Et pourtant il n’a écrit qu’un seul essai sur l’opéra, L’Opéra italien, dont le projet était de pourfendre les critiques méprisantes des intellectuels français visant cette tradition. Il a pourtant laissé inachevé ce travail de musicologue et d’historien, préférant inclure ses réflexions et ses découvertes dans son roman Porporino. À l’origine de cette passion pour l’opéra, un voyage à Naples qui a radicalement modifié son rapport à la musique, qui, par le charme de La Force du Destin, l’a conduit à découvrir l’opéra italien, revenant donc sur ses préjugés :

Barbier de Séville et Norma, Rigoletto et Bohème ? Oeuvres privées de toute dignité artistique, buffonate bonnes à divertir les Arlequins et les Polichinelles de la péninsule, mais qu’une personne chérissant quelque idéal devait rejeter sans appel. Nous les condamnions en bloc — sans les connaître, bien entendu. Les seuls opéras que nous consentions à entendre et que nous apprenions à aimer, c’étaient ceux que nous jugions appartenir à la « grande musique », et que nous mettions sur le même plan que les passions de Bach ou les quatuors de Beethoven : soit l’Orfeo de Monteverdi, seul rescapé du cirque transalpin, les opéras de Mozart, Fidelio, Boris Godounov, Pelléas, Wozzeck. Tel fut, longtemps, tout mon bagage en matière de théâtre lyrique.
« Roman et opéra », La Règle du jeu, mai 1994, p. 48.

Toutefois, Dominique Fernandez ne se contentera pas désormais de goûter au plaisir de l’opéra italien, il s’en fera le défenseur en particulier dans ses articles, il lui rendra vie dans ses romans et exposera les polémiques liées à l’opéra dans ses romans afin de mieux montrer quels sont les enjeux véritables du problème. Au centre de cette polémique se trouve Pier Paolo (Dans la main de l’ange) qui dans une sentence donne un point de vue sans appel : « Genre grossier et caricatural me paraissait l’opéra. » (p. 104). La musique est pour lui essentiellement intime et féminine : d’abord liée au chant maternel puis à la voix de l’exclusion, le violon de Wilma.
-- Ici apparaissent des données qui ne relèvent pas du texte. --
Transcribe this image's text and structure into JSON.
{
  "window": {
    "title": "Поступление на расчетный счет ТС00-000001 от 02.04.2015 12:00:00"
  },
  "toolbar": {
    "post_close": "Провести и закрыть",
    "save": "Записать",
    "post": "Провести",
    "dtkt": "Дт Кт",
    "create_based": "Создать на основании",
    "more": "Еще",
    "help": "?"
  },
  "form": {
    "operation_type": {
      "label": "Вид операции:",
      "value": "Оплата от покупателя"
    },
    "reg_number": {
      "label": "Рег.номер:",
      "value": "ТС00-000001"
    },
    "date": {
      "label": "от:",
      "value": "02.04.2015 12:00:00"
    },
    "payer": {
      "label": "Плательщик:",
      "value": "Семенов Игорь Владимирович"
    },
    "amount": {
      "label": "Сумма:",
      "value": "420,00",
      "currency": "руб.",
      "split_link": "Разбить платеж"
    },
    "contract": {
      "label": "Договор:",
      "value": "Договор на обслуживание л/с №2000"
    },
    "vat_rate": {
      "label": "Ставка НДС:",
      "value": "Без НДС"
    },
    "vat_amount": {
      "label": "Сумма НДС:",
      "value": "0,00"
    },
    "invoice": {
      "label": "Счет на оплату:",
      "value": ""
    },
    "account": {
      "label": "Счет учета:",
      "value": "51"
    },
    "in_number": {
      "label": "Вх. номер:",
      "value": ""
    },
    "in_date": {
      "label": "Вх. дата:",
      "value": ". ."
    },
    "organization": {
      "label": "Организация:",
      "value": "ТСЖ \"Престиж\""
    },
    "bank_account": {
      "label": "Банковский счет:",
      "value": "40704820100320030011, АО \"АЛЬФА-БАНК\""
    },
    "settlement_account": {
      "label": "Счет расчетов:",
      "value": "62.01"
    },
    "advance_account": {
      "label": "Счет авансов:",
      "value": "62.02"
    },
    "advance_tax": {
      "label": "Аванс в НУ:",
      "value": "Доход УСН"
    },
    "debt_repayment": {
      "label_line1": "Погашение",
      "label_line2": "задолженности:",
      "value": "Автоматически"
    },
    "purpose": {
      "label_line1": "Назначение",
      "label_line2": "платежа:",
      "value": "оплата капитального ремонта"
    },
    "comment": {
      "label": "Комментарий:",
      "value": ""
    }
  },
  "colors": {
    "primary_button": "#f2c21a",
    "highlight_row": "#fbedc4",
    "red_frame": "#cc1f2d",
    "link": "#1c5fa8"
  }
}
Dans ses articles comme dans ses récits de voyage, il fait de son expérience précédant sa découverte de l’opéra italien un exemple de l’attitude française à l’égard de l’art lyrique, ses analyses s’attachent à démonter peu à peu tous les reproches adressés à l’opéra afin de donner une définition précise de cet art, d’en préciser le sens et la valeur. La démarche de l’admirateur et du mélomane se double donc d’une démarche intellectuelle d’essayiste, le plaisir conduisant toujours à la réflexion et au questionnement. Ainsi, dans Le Voyage d’Italie 142, Dominique Fernandez offre sans doute la réflexion la plus dense et la plus précise de l’opéra italien, analysant un à un tous les points critiqués par ses détracteurs.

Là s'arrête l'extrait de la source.